How does the compensation mechanism evolve?
- Convicted prisoners get paid for doing work inside the jail, which can be voluntary or part of their punishment.
- These wages are fixed on the basis of their classification as skilled, semi-skilled and unskilled and the rate are revised periodically.
- Remuneration and wages differ from one state to another.
- As per 2015 prison statistics released by the National Crime Records Bureau (NCRB) in 2017, Puducherry provided the highest wages.
- It gives Rs 180, Rs 160 and Rs 150 per day to skilled convicts, semi-skilled convicts and unskilled convicts respectively.
- This was followed by Delhi’s Tihar, which gave Rs 171, Rs 138 and Rs 107 respectively.

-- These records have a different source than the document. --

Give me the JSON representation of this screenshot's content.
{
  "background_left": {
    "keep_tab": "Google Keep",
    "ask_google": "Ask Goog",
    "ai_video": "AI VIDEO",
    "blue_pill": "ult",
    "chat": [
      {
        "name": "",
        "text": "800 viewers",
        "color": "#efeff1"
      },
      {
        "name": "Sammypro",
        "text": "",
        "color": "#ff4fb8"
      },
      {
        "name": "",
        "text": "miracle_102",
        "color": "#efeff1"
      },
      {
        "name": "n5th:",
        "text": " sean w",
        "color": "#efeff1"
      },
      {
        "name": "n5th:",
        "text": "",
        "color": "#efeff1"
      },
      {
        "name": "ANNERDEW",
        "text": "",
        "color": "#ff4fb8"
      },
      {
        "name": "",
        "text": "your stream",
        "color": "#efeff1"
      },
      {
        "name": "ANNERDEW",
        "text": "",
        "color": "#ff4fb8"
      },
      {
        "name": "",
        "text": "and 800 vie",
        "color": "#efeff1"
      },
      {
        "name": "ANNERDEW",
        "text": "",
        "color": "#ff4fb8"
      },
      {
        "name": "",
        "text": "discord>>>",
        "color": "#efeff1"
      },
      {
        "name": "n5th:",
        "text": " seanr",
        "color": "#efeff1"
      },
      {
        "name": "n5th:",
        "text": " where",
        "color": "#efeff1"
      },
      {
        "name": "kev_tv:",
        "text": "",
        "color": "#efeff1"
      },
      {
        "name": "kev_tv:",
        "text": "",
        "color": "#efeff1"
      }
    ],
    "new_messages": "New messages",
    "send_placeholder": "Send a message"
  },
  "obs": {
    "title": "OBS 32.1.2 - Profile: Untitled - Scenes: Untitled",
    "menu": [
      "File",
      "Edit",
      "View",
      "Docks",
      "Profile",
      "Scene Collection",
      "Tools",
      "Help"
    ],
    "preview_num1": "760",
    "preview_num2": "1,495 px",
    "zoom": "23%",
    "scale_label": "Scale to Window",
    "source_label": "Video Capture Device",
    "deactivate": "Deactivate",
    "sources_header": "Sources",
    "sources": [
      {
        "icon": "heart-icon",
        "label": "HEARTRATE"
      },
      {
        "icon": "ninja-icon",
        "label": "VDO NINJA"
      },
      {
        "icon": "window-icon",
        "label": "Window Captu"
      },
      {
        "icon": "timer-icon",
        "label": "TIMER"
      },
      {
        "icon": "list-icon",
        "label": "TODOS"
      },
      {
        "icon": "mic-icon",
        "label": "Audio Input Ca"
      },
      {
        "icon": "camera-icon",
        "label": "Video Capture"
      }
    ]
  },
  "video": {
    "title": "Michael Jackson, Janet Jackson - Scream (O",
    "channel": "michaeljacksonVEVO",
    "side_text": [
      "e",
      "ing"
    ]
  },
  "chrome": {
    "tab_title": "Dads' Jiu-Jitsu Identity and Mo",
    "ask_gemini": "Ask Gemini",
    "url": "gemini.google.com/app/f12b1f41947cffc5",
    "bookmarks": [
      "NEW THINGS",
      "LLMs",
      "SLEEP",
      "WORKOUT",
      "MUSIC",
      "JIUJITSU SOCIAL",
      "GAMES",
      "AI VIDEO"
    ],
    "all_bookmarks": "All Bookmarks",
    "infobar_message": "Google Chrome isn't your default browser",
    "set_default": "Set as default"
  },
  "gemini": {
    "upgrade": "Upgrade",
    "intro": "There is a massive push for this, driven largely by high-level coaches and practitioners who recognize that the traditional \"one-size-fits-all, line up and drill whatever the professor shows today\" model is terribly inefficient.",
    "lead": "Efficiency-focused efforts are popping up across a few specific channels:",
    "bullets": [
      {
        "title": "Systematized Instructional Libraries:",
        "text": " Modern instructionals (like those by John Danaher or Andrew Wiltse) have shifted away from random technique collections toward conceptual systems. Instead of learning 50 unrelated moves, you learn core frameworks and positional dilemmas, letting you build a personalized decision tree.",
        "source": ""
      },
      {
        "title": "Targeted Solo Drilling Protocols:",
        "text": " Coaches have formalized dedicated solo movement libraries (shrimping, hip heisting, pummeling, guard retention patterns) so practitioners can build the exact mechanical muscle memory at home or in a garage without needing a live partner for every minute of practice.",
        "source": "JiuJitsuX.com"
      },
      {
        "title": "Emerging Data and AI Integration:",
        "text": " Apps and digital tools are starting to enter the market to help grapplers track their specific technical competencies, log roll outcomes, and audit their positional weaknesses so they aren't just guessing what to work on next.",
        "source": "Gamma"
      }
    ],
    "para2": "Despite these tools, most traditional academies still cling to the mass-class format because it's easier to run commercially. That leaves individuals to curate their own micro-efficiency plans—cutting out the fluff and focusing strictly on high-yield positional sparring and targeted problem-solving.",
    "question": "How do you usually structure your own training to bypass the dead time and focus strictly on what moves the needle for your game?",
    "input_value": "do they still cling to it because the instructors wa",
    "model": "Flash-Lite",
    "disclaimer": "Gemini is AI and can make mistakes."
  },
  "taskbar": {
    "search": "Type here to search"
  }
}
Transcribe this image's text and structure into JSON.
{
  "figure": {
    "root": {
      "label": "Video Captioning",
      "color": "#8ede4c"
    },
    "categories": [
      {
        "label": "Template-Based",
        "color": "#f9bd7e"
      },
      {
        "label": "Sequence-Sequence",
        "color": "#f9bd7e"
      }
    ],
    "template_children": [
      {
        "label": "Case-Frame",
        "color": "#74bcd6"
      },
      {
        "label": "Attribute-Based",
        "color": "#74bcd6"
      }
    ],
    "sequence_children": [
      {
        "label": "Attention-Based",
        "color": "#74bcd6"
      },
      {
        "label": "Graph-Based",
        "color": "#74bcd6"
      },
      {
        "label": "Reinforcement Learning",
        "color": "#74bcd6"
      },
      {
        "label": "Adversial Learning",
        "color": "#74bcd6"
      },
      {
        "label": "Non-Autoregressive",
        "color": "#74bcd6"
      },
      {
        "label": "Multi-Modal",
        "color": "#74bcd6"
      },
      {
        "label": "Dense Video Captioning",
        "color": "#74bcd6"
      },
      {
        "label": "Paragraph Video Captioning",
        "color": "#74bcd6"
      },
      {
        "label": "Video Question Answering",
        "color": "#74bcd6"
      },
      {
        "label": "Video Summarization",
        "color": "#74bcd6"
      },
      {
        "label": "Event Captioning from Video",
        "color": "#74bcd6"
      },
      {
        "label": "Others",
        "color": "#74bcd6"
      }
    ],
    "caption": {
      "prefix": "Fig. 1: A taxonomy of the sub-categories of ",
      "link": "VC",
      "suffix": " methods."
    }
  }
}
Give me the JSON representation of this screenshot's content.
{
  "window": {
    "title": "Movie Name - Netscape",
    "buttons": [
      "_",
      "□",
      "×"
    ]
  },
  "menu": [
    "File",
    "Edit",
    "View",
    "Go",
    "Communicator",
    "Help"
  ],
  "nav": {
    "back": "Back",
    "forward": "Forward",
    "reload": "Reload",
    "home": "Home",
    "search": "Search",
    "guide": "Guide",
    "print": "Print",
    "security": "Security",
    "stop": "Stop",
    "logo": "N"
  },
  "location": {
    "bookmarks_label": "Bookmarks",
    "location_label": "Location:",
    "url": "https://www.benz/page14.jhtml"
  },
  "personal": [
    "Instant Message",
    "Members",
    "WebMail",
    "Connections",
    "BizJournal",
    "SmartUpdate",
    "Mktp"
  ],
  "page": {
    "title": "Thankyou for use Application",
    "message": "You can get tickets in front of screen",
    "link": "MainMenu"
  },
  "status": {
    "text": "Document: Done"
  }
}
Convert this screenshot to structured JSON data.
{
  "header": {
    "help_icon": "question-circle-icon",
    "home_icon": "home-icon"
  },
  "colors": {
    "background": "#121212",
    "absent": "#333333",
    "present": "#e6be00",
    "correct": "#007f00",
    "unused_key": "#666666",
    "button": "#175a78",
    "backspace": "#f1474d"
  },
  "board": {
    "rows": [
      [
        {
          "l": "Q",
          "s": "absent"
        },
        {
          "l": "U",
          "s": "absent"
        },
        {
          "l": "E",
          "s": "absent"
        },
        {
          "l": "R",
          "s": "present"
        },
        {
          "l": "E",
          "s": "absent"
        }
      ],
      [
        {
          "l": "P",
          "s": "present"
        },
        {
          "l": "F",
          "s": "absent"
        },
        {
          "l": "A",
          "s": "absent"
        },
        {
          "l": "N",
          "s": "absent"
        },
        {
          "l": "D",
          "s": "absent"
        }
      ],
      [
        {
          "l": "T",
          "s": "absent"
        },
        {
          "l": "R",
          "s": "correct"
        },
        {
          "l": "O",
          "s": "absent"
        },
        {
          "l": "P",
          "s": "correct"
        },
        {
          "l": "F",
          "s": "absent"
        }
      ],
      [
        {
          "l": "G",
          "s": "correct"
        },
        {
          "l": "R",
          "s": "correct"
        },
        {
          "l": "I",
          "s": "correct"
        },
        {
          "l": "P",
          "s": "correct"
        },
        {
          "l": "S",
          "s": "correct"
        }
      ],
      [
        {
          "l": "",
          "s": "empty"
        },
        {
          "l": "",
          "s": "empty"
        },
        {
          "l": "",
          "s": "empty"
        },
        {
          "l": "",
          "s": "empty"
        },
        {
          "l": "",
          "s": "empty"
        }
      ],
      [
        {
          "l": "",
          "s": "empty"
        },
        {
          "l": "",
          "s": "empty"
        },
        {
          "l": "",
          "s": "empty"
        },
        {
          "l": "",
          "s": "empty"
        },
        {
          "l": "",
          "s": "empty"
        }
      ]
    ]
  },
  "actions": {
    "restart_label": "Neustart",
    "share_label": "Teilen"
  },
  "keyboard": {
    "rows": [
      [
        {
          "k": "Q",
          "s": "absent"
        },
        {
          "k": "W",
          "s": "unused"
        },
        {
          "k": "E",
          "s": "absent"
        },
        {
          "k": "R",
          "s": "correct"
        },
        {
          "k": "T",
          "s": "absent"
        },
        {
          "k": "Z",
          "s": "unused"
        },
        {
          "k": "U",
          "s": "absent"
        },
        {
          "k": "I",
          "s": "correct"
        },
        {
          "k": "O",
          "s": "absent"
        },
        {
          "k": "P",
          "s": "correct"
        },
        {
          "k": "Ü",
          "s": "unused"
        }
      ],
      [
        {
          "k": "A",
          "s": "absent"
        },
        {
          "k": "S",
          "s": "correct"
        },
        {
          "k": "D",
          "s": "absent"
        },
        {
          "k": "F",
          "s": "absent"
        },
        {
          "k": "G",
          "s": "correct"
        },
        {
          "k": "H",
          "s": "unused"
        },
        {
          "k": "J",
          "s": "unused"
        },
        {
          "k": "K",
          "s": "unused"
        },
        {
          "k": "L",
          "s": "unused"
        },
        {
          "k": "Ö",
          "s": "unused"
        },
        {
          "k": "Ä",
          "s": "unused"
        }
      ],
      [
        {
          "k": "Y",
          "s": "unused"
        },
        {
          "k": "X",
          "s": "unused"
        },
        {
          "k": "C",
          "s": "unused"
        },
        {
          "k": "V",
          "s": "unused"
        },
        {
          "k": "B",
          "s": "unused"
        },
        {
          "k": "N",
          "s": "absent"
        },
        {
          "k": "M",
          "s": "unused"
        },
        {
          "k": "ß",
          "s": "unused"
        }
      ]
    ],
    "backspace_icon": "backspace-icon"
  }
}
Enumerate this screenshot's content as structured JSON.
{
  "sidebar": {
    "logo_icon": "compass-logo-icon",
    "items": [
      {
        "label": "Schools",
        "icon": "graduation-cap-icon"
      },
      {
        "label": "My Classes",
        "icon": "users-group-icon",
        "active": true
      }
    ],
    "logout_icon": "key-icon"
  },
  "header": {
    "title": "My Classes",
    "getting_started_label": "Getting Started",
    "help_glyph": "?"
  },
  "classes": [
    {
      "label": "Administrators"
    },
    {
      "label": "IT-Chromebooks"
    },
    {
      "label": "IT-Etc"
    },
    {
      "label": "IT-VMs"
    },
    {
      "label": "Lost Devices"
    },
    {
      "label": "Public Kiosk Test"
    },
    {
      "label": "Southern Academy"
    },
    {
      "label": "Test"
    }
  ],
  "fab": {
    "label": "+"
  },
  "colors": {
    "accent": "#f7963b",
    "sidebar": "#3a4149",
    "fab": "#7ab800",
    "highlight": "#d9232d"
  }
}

- In 1998, the Supreme Court in State of Gujarat & Anr vs Gujarat High Court case asked all states to devise a mechanism so that victims of the offence could be compensated.
- Prisons in various states made their own rules, with the amount of compensation varying from state to state.
- Delhi Prisons Rules were amended in 2006 with Rule 39A allowing for 25% of prisoners’ wages to be deducted and deposited in a Victim Welfare Fund.
- In 2008, the CrPC was amended with a new Section 357A, which stipulated that every state should prepare a scheme for compensating crime victims and their dependents.
- Accordingly, the state government notified the Delhi Victims’ Compensation Scheme.
- Even then, the practice of deducting 25% of prisoners’ wages continue to be the practice in Delhi.
What does the court say?
- It was the government’s obligation to set up such a corpus, through which compensation for the victims be provided.
- The director general of prisons of the Delhi government cannot do something which was not permissible under the law.
- Tihar authorities had assumed the power of a convicting court, which imposes fines on a convict, and gone against the Criminal Procedure Code.
- Hence the wages of convicts and prisoners shall not be deducted till the next date of hearing, on February 8, 2019.
- Also, the Delhi government have to file an affidavit about what powers enabled it to take such a decision.
What are the concerns?
- More than Rs 15 crore deposited into the Victim welfare fund from prisoners’ salaries since 2006 has been lying unutilised.
- The rates of wages of prisoners are already on the lower side, compared to the minimum wages that are payable in Delhi.
- A further deduction from the same may not be justified or proper.
- Also, since the Delhi government itself has created a compensation scheme for victims, it seems unreasonable to continue with victim welfare fund.